Sunday, September 30, 2012

New Job

I recently started a new job in a rehab center/nursing home facility. I love my job. Obviously there are days that I feel like will never end and there are people I would just as soon not work with some days (for example the naked 300+ pound man I walked in on the other day. Not great), but all in all, work is wonderful.

There is something magic about watching people get stronger, watching their face when the turn and see how far they walked for the first time in weeks or longer. I love the feeling of watching someone stand up when they thought they couldn't, or the look of surprise when they were able to safely transition from their chair to their bed without a mechanical lift. Empowerment is a majestic virtue.

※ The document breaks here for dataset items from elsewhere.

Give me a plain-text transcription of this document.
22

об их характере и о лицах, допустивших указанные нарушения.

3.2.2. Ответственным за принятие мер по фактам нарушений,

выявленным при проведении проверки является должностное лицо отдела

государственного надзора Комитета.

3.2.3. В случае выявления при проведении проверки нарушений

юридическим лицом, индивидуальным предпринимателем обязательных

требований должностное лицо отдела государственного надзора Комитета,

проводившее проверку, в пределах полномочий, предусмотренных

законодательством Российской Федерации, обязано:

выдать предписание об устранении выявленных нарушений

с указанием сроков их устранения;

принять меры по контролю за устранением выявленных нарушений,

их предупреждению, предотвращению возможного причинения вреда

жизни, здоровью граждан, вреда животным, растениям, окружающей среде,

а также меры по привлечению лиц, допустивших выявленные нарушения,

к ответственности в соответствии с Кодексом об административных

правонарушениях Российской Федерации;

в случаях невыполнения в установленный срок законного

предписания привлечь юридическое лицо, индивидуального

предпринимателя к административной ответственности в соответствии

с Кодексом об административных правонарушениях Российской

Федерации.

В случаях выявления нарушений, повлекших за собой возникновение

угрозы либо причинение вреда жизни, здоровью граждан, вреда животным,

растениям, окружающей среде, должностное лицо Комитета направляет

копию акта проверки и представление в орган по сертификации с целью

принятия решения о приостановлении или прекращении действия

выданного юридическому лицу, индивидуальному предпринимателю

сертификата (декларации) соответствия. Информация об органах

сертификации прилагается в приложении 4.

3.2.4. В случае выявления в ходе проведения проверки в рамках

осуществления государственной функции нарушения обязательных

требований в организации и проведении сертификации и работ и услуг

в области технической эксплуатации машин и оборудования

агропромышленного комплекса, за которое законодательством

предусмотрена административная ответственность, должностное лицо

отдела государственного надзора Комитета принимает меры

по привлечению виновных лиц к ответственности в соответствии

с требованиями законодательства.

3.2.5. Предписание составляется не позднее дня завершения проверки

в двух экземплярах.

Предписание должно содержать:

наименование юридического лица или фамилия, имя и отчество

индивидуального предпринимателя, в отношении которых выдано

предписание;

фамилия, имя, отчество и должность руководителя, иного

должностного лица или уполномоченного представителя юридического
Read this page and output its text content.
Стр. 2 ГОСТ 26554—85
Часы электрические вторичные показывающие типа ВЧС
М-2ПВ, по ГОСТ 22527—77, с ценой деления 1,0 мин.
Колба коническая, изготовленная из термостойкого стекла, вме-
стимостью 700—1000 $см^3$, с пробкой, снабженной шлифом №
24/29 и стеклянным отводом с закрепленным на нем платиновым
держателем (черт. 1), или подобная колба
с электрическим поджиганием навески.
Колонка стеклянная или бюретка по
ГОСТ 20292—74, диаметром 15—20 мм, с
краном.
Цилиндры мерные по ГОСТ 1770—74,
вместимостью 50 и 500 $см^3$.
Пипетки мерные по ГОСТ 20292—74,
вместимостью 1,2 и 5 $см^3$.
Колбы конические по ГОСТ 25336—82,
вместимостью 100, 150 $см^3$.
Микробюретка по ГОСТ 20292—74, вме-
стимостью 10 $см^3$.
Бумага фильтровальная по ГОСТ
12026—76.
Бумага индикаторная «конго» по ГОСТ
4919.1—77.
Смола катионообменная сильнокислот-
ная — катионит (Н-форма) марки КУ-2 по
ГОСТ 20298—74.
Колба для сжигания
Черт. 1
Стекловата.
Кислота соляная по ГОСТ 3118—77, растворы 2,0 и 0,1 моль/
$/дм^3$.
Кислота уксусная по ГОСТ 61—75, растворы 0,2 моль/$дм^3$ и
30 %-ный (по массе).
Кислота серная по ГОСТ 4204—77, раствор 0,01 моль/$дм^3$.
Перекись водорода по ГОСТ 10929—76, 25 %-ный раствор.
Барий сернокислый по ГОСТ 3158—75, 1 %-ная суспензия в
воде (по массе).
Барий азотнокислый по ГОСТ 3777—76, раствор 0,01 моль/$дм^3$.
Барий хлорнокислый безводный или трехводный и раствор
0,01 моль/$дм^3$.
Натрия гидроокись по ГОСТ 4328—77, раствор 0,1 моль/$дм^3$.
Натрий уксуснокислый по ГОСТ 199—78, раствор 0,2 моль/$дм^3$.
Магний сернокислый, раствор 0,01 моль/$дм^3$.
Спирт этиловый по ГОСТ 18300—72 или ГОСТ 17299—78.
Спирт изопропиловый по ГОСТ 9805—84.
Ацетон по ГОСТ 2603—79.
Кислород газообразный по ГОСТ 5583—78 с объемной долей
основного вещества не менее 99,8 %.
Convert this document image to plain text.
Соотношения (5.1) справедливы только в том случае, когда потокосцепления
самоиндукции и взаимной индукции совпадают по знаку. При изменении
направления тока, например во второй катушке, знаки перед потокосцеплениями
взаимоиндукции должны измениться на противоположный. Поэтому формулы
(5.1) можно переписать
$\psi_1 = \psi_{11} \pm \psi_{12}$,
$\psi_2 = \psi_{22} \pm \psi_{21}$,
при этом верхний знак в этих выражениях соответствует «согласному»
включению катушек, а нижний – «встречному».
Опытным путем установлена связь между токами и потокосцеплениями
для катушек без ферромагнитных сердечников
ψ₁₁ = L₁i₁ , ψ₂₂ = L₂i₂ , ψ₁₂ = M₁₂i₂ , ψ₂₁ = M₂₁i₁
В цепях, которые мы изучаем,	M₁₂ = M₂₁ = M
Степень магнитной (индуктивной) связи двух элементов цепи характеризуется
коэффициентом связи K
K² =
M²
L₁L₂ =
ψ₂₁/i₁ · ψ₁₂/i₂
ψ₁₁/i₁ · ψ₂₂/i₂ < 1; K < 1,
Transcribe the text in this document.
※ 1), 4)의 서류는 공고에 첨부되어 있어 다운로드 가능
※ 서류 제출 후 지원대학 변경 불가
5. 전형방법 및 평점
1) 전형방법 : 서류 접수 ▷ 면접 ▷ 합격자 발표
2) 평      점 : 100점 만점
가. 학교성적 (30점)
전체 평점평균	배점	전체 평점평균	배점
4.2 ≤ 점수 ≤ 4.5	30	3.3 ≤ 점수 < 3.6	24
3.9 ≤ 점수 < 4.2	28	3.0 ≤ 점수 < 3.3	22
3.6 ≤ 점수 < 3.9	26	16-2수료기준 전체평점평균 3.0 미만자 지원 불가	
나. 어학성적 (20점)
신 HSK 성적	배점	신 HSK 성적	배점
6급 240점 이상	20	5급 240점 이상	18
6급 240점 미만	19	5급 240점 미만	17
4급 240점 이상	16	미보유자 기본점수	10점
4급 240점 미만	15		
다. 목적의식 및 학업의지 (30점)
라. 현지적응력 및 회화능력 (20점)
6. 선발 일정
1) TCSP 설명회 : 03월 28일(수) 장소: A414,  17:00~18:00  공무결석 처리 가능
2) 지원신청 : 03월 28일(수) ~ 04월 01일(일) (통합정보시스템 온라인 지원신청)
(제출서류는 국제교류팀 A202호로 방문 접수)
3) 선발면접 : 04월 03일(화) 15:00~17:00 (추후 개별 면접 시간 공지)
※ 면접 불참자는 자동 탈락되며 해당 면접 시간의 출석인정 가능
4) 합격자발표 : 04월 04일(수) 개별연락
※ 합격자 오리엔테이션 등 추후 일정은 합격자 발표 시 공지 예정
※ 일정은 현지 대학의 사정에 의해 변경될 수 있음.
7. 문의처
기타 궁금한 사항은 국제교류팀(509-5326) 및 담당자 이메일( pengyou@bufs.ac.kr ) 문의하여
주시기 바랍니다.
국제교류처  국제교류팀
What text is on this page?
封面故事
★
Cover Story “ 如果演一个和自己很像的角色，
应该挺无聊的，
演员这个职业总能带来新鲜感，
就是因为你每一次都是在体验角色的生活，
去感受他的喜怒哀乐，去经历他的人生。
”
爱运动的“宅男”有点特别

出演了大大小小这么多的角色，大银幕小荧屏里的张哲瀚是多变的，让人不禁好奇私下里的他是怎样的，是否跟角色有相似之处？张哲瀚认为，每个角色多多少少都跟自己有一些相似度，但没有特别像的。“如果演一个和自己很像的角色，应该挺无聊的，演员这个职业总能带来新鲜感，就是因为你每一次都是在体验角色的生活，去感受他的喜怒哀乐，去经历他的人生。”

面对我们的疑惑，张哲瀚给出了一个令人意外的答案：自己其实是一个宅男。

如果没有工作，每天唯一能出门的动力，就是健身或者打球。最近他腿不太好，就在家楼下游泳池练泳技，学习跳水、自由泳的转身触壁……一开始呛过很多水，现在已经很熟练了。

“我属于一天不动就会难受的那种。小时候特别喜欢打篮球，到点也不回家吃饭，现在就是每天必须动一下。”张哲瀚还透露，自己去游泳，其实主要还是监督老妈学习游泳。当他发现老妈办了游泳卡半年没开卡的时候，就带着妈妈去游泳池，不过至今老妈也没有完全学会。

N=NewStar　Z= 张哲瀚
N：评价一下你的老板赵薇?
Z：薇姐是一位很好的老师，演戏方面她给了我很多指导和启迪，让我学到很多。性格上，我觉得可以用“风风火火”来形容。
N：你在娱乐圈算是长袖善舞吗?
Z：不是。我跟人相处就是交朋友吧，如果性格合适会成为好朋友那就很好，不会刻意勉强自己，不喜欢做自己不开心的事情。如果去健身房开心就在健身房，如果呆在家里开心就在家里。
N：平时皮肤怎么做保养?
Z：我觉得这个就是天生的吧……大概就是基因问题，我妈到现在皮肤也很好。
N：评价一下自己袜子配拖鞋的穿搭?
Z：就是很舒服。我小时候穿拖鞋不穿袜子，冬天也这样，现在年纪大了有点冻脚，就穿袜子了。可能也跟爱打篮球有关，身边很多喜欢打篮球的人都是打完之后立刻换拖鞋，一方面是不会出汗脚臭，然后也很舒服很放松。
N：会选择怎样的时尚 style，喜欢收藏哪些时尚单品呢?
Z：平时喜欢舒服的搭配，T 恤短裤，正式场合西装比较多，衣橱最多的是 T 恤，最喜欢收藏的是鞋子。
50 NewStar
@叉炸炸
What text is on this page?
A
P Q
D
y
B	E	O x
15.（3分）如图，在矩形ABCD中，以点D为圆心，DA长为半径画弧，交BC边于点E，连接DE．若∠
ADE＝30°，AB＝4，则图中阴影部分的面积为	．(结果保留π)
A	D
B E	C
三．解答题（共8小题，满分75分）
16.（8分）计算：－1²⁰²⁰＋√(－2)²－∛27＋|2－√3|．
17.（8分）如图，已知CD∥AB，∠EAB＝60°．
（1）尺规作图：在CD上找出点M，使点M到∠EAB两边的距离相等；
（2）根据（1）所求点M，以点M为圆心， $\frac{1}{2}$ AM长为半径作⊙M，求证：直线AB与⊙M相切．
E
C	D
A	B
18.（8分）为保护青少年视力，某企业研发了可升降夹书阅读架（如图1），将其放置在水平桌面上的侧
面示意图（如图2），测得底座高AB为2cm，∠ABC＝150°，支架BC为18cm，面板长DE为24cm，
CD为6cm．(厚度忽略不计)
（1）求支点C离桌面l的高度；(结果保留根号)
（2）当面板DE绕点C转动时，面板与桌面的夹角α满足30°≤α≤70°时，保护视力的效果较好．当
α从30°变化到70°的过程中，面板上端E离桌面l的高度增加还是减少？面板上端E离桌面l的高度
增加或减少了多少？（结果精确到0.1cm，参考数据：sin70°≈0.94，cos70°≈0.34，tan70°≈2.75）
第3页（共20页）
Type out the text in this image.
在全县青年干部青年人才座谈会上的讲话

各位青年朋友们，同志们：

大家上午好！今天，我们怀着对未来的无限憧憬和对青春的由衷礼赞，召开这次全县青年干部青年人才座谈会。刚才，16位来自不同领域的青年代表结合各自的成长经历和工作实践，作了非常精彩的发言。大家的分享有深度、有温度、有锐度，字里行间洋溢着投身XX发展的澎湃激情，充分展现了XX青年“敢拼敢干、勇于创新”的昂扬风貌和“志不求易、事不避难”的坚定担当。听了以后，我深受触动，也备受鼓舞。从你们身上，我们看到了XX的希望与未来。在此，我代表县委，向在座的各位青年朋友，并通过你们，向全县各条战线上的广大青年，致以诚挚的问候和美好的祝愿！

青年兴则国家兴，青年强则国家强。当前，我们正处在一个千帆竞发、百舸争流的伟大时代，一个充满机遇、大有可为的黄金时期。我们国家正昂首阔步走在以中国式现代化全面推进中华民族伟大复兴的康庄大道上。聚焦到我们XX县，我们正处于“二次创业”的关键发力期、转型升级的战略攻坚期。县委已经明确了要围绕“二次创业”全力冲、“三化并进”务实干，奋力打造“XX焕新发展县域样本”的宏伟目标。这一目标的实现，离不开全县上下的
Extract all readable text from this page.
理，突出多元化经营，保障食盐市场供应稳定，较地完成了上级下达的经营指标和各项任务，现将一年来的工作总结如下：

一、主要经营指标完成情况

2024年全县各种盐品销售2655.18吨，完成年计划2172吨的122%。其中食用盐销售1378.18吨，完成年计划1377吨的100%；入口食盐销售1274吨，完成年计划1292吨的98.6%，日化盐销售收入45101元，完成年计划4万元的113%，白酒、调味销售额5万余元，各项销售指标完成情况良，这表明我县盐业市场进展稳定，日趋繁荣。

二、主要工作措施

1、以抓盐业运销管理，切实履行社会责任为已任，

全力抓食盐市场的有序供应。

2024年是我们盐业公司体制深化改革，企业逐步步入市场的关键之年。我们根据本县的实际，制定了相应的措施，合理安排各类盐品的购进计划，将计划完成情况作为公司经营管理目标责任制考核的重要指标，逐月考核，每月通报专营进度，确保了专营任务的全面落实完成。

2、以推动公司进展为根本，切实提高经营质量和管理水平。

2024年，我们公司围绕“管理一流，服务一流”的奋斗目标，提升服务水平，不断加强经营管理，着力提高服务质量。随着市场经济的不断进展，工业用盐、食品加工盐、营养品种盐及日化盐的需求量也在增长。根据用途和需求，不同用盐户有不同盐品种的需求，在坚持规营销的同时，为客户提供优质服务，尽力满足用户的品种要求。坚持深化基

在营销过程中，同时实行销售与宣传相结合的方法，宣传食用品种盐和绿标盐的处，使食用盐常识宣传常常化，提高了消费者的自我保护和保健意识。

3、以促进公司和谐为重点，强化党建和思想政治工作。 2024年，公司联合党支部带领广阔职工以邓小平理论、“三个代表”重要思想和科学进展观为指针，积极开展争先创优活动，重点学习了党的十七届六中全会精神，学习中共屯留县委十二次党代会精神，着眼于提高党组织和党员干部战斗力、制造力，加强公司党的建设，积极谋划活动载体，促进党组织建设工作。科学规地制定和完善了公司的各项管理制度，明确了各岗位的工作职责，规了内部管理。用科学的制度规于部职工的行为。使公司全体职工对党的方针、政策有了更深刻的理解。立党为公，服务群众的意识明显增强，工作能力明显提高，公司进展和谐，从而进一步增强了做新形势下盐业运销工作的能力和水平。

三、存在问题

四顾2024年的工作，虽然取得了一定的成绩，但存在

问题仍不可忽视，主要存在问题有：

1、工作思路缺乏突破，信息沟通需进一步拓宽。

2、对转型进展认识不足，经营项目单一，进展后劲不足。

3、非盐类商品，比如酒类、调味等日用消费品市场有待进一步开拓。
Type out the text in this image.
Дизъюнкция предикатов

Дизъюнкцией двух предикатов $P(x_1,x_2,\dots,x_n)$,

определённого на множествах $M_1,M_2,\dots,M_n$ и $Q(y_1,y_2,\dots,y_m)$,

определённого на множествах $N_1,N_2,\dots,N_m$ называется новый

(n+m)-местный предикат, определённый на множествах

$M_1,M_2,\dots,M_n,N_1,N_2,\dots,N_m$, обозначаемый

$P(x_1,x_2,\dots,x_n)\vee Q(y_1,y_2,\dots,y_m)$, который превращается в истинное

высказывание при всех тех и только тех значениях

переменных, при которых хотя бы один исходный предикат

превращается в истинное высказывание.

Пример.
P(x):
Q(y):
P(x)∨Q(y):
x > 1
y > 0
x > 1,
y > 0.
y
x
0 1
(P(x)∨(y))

I also find that I enjoy the feeling that, to my surprise, more often than not I do know what I'm doing. Although I still feel like some days I have to make it up as I go along, for the most part I feel capable and in control. I have had lots of training, and if I stay smart and don't hurt myself I can enjoy this profession for many years to come.

Best of all though, I love working with the elderly population. For them, words like "hard work", "honor", and "independence" mean something that perhaps my own generation has not yet grasped. To listen to their experiences and to learn from their examples is a valuable training by itself, but to watch them work through constant pain and aches that I cannot even begin to conceptualize or understand is inspiring. I can be a better person. I can work harder, run longer, figure out more of my own problems, and appreciate better the good things in my life because the people I am suppose to be helping are teaching me to do so. What an amazing profession!

Saturday, September 22, 2012

Birthdays

I am watching the clock as I write this late post and the last few minutes of my 26th year draw to a close. It has been a great year, really. I finally graduated from school, I got my first real person job, I learned to crochet and rock climb (though I haven't yet learned to do the two simultaneously) and I have at long last settled into a ward where I can stay for more than a few weeks--they even gave me a calling. And now, in a few hours, I will officially be 27 years old.

I'm not sure when it is that I am suppose to start feeling like I am getting old. When we are kids we delight in squealing out our age complete with stubby finger visuals to anyone who will ask us and many who don't (though of course they want to know, we reason). When we hit middle school and high school we suddenly want to act and be perceived as older than we really are and we dress, speak, act, and even think to that end. When is it then, that a woman is suppose to give the demure reply of, "I'd rather not say" when asked her age? I am short for my age, short in general really, so sometimes I surprise people whose vision isn't strong enough to see the budding bags under my eyes when I tell them my age. 27. It really isn't all that old, and I honestly don't feel that old. I still have lots to accomplish and I still feel a little like my child-self spouting pudgy fingers and half-baked sentences to anyone foolish enough to listen.

What will this year bring? I am different now at 26 than I was at 25. I am older--the high school dream finally reached I feel and even act a little older and (dare I say it?) maybe even a little more mature. How will I feel at the end of 27? Who will I be? Perhaps that is why we exchange gifts on birthdays--to help us to remember that the greatest gift we get--the greatest present if you will excuse my pun-- is our very own present-a reality we can unwrap and mold and uncover for a whole year.

I devote the last 10 minutes of my 26th year to gratitude. Gratitude to my Heavenly Father who gave me this year and the opportunities in it, gratitude to my parents who supported and sustained me through the various trials that were sent my way, gratitude to the army of family members and friends who took me in as I scoured the country like a migrant worker carrying everything I own in the back of my little car. I am grateful to the people I met for letting me into their lives and hearts, for their ability to "warm and clothe and feed" their guest, and sometimes go so far as to "lay them on their couch to rest" I am grateful to my car who made the journey with me and didn't break down once. I am grateful for my family members as they continue to support me, house me, feed me, and even have a rather lavish party planned for tomorrow--the most pomp and circumstance my birthday has seen in years. I am grateful most of all to my Savior. For His gift to me in not only the ability to be forgiven for the countless stupid and selfish decisions I make but for His grace which allows me to try and become what I long to be and am not--an instrument in His hands, doing His work in His way.

I pray 27 might be as wonderful as 26. Bring on the ribbons--I'm about to unwrap another year.